Despite an ongoing review by the province of NHS's so-called "hospital improvement plan," the province has apparently already decided that the new hospital is going in west St. Catharines whether the rest of the region likes it or not.

No matter that it will also house first-of-a-kind cancer and cardiac treatment centres for Niagara and, according to the plan the province directed the NHS to make public this summer, all maternity and an increasing number of other vital services will go there. No matter that maternity, emergency and other services in other hospitals across our region would be eliminated or downsized.
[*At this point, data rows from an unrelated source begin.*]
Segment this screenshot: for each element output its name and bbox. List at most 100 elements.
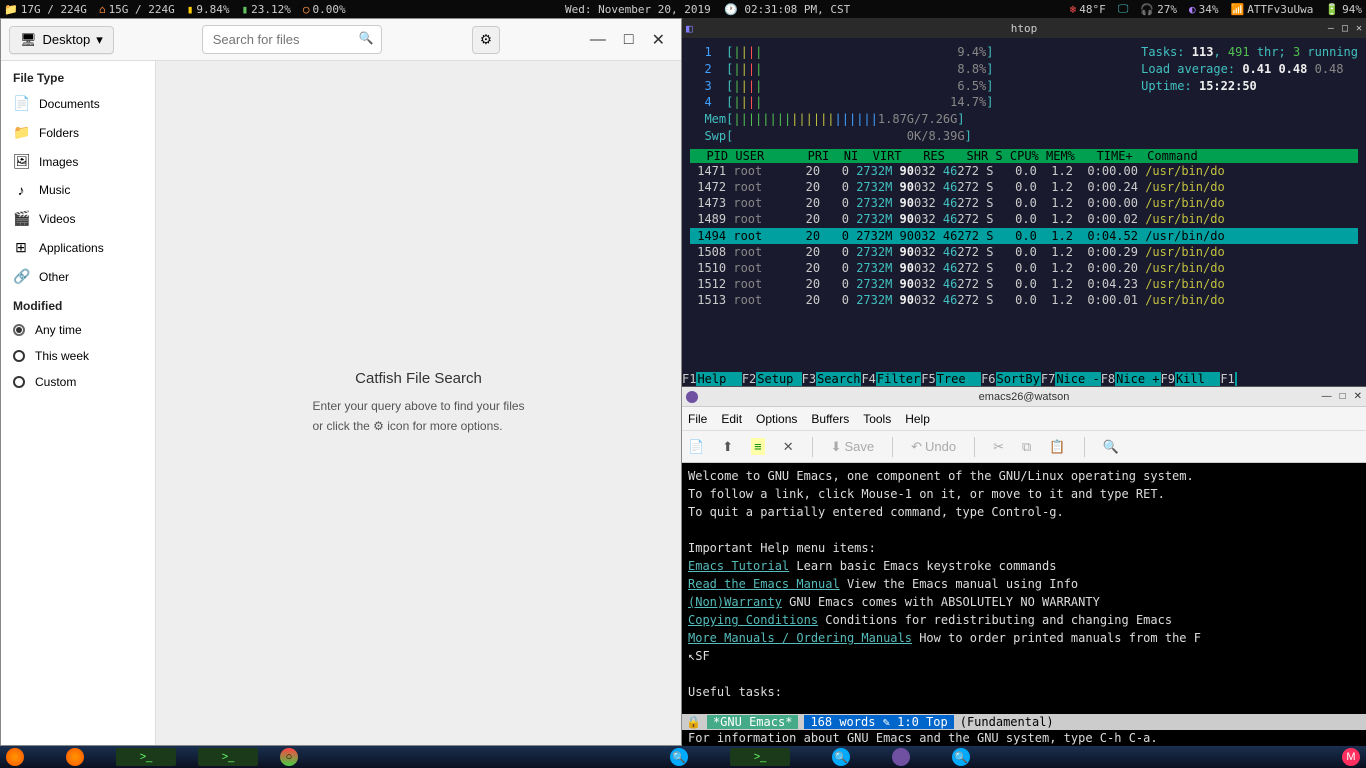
save-button[interactable]: ⬇ Save xyxy=(831,439,875,455)
emacs-link[interactable]: Emacs Tutorial xyxy=(688,559,789,573)
label: Applications xyxy=(39,241,104,255)
label: Images xyxy=(39,155,78,169)
modified-any-time[interactable]: Any time xyxy=(1,317,155,343)
minimize-button[interactable]: — xyxy=(1322,391,1332,402)
images-icon: 🖼 xyxy=(13,153,29,170)
task-blue-1[interactable]: 🔍 xyxy=(670,748,688,766)
emacs-line: To quit a partially entered command, typ… xyxy=(688,503,1360,521)
filetype-applications[interactable]: ⊞ Applications xyxy=(1,233,155,262)
terminal-task-3[interactable]: >_ xyxy=(730,748,790,766)
emacs-toolbar: 📄 ⬆ ≡ ✕ ⬇ Save ↶ Undo ✂ ⧉ 📋 🔍 xyxy=(682,431,1366,463)
label: Custom xyxy=(35,375,76,389)
disk-usage-1: 📁17G / 224G xyxy=(4,3,87,16)
process-row[interactable]: 1510 root 20 0 2732M 90032 46272 S 0.0 1… xyxy=(690,260,1358,276)
filetype-videos[interactable]: 🎬Videos xyxy=(1,204,155,233)
process-row[interactable]: 1508 root 20 0 2732M 90032 46272 S 0.0 1… xyxy=(690,244,1358,260)
search-button[interactable]: 🔍 xyxy=(1103,439,1119,455)
emacs-link[interactable]: More Manuals / Ordering Manuals xyxy=(688,631,912,645)
desktop-icon: 🖥 xyxy=(20,32,37,48)
emacs-link[interactable]: (Non)Warranty xyxy=(688,595,782,609)
temp-widget: ❄48°F xyxy=(1070,2,1106,16)
process-row[interactable]: 1494 root 20 0 2732M 90032 46272 S 0.0 1… xyxy=(690,228,1358,244)
firefox-task[interactable] xyxy=(66,748,84,766)
close-button[interactable]: ✕ xyxy=(1356,23,1362,34)
minimize-button[interactable]: — xyxy=(1328,23,1334,34)
brightness-widget: ◐34% xyxy=(1189,2,1219,16)
settings-button[interactable]: ⚙ xyxy=(472,26,500,54)
menu-help[interactable]: Help xyxy=(905,412,930,426)
menu-file[interactable]: File xyxy=(688,412,707,426)
paste-button[interactable]: 📋 xyxy=(1049,439,1065,455)
modified-this-week[interactable]: This week xyxy=(1,343,155,369)
process-row[interactable]: 1472 root 20 0 2732M 90032 46272 S 0.0 1… xyxy=(690,179,1358,195)
process-row[interactable]: 1473 root 20 0 2732M 90032 46272 S 0.0 1… xyxy=(690,195,1358,211)
open-button[interactable]: ⬆ xyxy=(722,439,733,455)
tasks-count: 113 xyxy=(1192,45,1214,59)
menu-tools[interactable]: Tools xyxy=(863,412,891,426)
filetype-documents[interactable]: 📄Documents xyxy=(1,89,155,118)
search-input[interactable] xyxy=(202,25,382,54)
terminal-task-1[interactable]: >_ xyxy=(116,748,176,766)
close-file-button[interactable]: ✕ xyxy=(783,439,794,455)
menu-buffers[interactable]: Buffers xyxy=(811,412,849,426)
minibuffer[interactable]: For information about GNU Emacs and the … xyxy=(682,730,1366,746)
cut-button[interactable]: ✂ xyxy=(993,439,1004,455)
top-status-bar: 📁17G / 224G ⌂15G / 224G ▮9.84% ▮23.12% ○… xyxy=(0,0,1366,18)
link-desc: View the Emacs manual using Info xyxy=(847,577,1078,591)
filetype-music[interactable]: ♪Music xyxy=(1,176,155,204)
process-row[interactable]: 1471 root 20 0 2732M 90032 46272 S 0.0 1… xyxy=(690,163,1358,179)
process-row[interactable]: 1513 root 20 0 2732M 90032 46272 S 0.0 1… xyxy=(690,292,1358,308)
close-button[interactable]: ✕ xyxy=(1354,391,1362,402)
maximize-button[interactable]: □ xyxy=(624,31,634,49)
chevron-down-icon: ▾ xyxy=(96,32,103,48)
emacs-heading: Important Help menu items: xyxy=(688,539,1360,557)
applications-icon: ⊞ xyxy=(13,239,29,256)
maximize-button[interactable]: □ xyxy=(1342,23,1348,34)
emacs-task[interactable] xyxy=(892,748,910,766)
maximize-button[interactable]: □ xyxy=(1340,391,1346,402)
htop-function-keys[interactable]: F1Help F2Setup F3SearchF4FilterF5Tree F6… xyxy=(682,372,1366,386)
dired-button[interactable]: ≡ xyxy=(751,438,765,455)
catfish-titlebar: 🖥 Desktop ▾ 🔍 ⚙ — □ ✕ xyxy=(1,19,681,61)
firefox-launcher[interactable] xyxy=(6,748,24,766)
emacs-line: Welcome to GNU Emacs, one component of t… xyxy=(688,467,1360,485)
search-field: 🔍 xyxy=(202,25,382,54)
cursor-position: 1:0 Top xyxy=(897,715,948,729)
folders-icon: 📁 xyxy=(13,124,29,141)
process-row[interactable]: 1489 root 20 0 2732M 90032 46272 S 0.0 1… xyxy=(690,211,1358,227)
filetype-other[interactable]: 🔗Other xyxy=(1,262,155,291)
swap-widget: ○0.00% xyxy=(303,3,346,16)
emacs-buffer[interactable]: Welcome to GNU Emacs, one component of t… xyxy=(682,463,1366,714)
documents-icon: 📄 xyxy=(13,95,29,112)
terminal-task-2[interactable]: >_ xyxy=(198,748,258,766)
folder-selector-button[interactable]: 🖥 Desktop ▾ xyxy=(9,26,114,54)
copy-button[interactable]: ⧉ xyxy=(1022,439,1031,455)
mega-tray[interactable]: M xyxy=(1342,748,1360,766)
filetype-folders[interactable]: 📁Folders xyxy=(1,118,155,147)
monitor-icon: 🖵 xyxy=(1118,2,1129,16)
search-icon[interactable]: 🔍 xyxy=(359,31,374,45)
task-blue-2[interactable]: 🔍 xyxy=(832,748,850,766)
gear-icon-inline: ⚙ xyxy=(373,419,384,433)
menu-options[interactable]: Options xyxy=(756,412,797,426)
close-button[interactable]: ✕ xyxy=(652,30,665,50)
emacs-link[interactable]: Copying Conditions xyxy=(688,613,818,627)
uptime-value: 15:22:50 xyxy=(1199,79,1257,93)
new-file-button[interactable]: 📄 xyxy=(688,439,704,455)
clock-icon xyxy=(13,350,25,362)
filetype-images[interactable]: 🖼 Images xyxy=(1,147,155,176)
task-blue-3[interactable]: 🔍 xyxy=(952,748,970,766)
chromium-task[interactable]: ○ xyxy=(280,748,298,766)
minimize-button[interactable]: — xyxy=(590,31,606,49)
modified-custom[interactable]: Custom xyxy=(1,369,155,395)
label: Other xyxy=(39,270,69,284)
undo-button[interactable]: ↶ Undo xyxy=(911,439,956,455)
section-file-type: File Type xyxy=(1,67,155,89)
emacs-link[interactable]: Read the Emacs Manual xyxy=(688,577,840,591)
emacs-window: emacs26@watson —□✕ FileEditOptionsBuffer… xyxy=(682,386,1366,746)
process-row[interactable]: 1512 root 20 0 2732M 90032 46272 S 0.0 1… xyxy=(690,276,1358,292)
menu-edit[interactable]: Edit xyxy=(721,412,742,426)
htop-header[interactable]: PID USER PRI NI VIRT RES SHR S CPU% MEM%… xyxy=(690,149,1358,163)
link-desc: GNU Emacs comes with ABSOLUTELY NO WARRA… xyxy=(789,595,1100,609)
running-count: 3 xyxy=(1293,45,1300,59)
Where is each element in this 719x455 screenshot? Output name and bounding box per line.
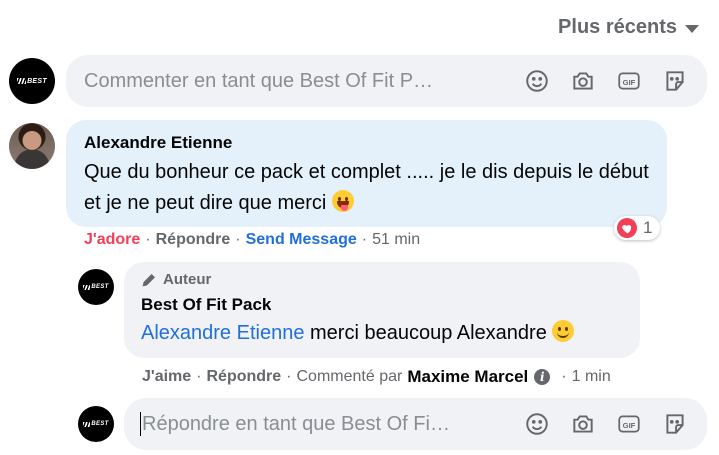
separator: · [286,368,292,385]
winking-tongue-emoji-icon [331,190,354,212]
comment-text: Que du bonheur ce pack et complet ..... … [84,157,649,219]
reply-body: merci beaucoup Alexandre [304,322,547,344]
reply-button[interactable]: Répondre [207,368,282,386]
commenter-name[interactable]: Maxime Marcel [407,367,528,387]
text-cursor [140,412,141,436]
love-button[interactable]: J'adore [84,231,140,249]
avatar[interactable]: BEST [9,58,55,104]
camera-icon[interactable] [569,410,597,438]
send-message-link[interactable]: Send Message [246,231,357,249]
separator: · [561,368,567,385]
comment-bubble: Alexandre Etienne Que du bonheur ce pack… [66,120,667,227]
sticker-icon[interactable] [661,410,689,438]
comment-input[interactable]: Commenter en tant que Best Of Fit P… [84,70,523,93]
camera-icon[interactable] [569,67,597,95]
brand-logo: BEST [83,421,108,427]
reply-composer-avatar[interactable]: BEST [78,406,114,442]
reply-timestamp[interactable]: 1 min [572,368,611,386]
separator: · [361,231,368,248]
chevron-down-icon [685,25,699,33]
gif-icon[interactable]: GIF [615,410,643,438]
reply-avatar[interactable]: BEST [78,269,114,305]
info-icon[interactable]: i [534,369,551,385]
svg-text:GIF: GIF [623,78,636,87]
reply-author[interactable]: Best Of Fit Pack [141,295,623,315]
commenter-avatar[interactable] [9,123,55,169]
author-badge-label: Auteur [163,271,212,288]
reaction-count: 1 [643,218,653,237]
sort-dropdown[interactable]: Plus récents [558,16,699,39]
emoji-icon[interactable] [523,410,551,438]
reply-composer[interactable]: Répondre en tant que Best Of Fi… GIF [124,398,707,450]
heart-icon [617,218,637,238]
separator: · [235,231,241,248]
brand-logo: BEST [83,284,108,290]
comment-author[interactable]: Alexandre Etienne [84,133,649,153]
gif-icon[interactable]: GIF [615,67,643,95]
reply-input[interactable]: Répondre en tant que Best Of Fi… [142,413,523,436]
comment-actions: J'adore · Répondre · Send Message · 51 m… [84,231,420,249]
mention-link[interactable]: Alexandre Etienne [141,322,304,344]
reply-text: Alexandre Etienne merci beaucoup Alexand… [141,318,623,349]
separator: · [145,231,151,248]
like-button[interactable]: J'aime [142,368,191,386]
reply-button[interactable]: Répondre [156,231,231,249]
composer-tools: GIF [523,67,707,95]
smiling-emoji-icon [552,320,575,342]
comment-composer[interactable]: Commenter en tant que Best Of Fit P… GIF [66,55,707,107]
brand-logo: BEST [17,78,47,85]
sticker-icon[interactable] [661,67,689,95]
commented-by-label: Commenté par [296,368,403,385]
reply-actions: J'aime · Répondre · Commenté par Maxime … [142,367,611,387]
reply-bubble: Auteur Best Of Fit Pack Alexandre Etienn… [124,262,640,358]
pencil-icon [142,274,155,287]
composer-tools: GIF [523,410,707,438]
sort-label: Plus récents [558,16,677,38]
svg-text:GIF: GIF [623,421,636,430]
author-badge: Auteur [141,271,623,288]
comment-body: Que du bonheur ce pack et complet ..... … [84,161,649,214]
separator: · [196,368,202,385]
comment-timestamp[interactable]: 51 min [372,231,420,249]
reaction-summary[interactable]: 1 [614,216,661,240]
emoji-icon[interactable] [523,67,551,95]
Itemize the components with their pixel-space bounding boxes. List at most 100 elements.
We've got Secord saying "back off," and at a recent public meeting on NHS's hospital plan, we had the city's mayor, Brian McMullan, calling the new hospital complex St. Catharines' "local hospital."

That despite the fact that we are talking about a hospital complex that constitutes the most expense infrastructure project on the planning board for our region at a cost of hundreds of millions of dollars -- a cost residents across this region, whether they live in St. Catharines, Fort Erie, Niagara Falls or Wainfleet, may find themselves paying handsomely for many years to come through their property taxes.

One can understand why Secord and McMullan, for purely parochial reasons, want this new complex in their municipality. What's sad is that the province, which we should count on to look beyond parochial interests, seems prepared to approve the west St. Catharines site, even before the review of NHS's plan is completed.

"There are no plans at this time to delay construction of the project," Paulette den Elzen, a spokesperson for the province's infrastructure ministry, told me earlier this week. She then deferred to Jim Bradley, St. Catharines MPP and the province's transportation minister, who was recently quoted saying the NHS "will go ahead with the hospital" at the St. Catharines site.

So why are we going through this farce of a public review where the NHS and the province are telling us the hospital restructuring plan and the new hospital complex and where it's located are two separate issues?

It's like saying let's do a review of our solar system that looks at the planets but leaves the sun out.

So if the fix is in, if the new hospital is going to be a "local hospital" for the St. Catharines area instead of a regional hospital many Niagara residents, including doctors and other health care workers across this region, want to see located at a more central site, let St. Catharines pay for it.

Why should residents in Fort Erie, Port Colborne, Niagara Falls and elsewhere pay for something St. Catharines' deputy mayor wants them to "back off" from? Why should they pay for the multi-millions of dollars worth of roadwork and other infrastructure, including the public transit needed to accommodate the new hospital at the west St. Catharines site when the hospital could be located at a site in Niagara where the costs are more sustainable for all the region's residents?

Perhaps residents in other parts of the region should back off completely by exercising an option some have already floated -- to break away from the NHS and establish a hospital system that meets the needs of residents in central and south Niagara.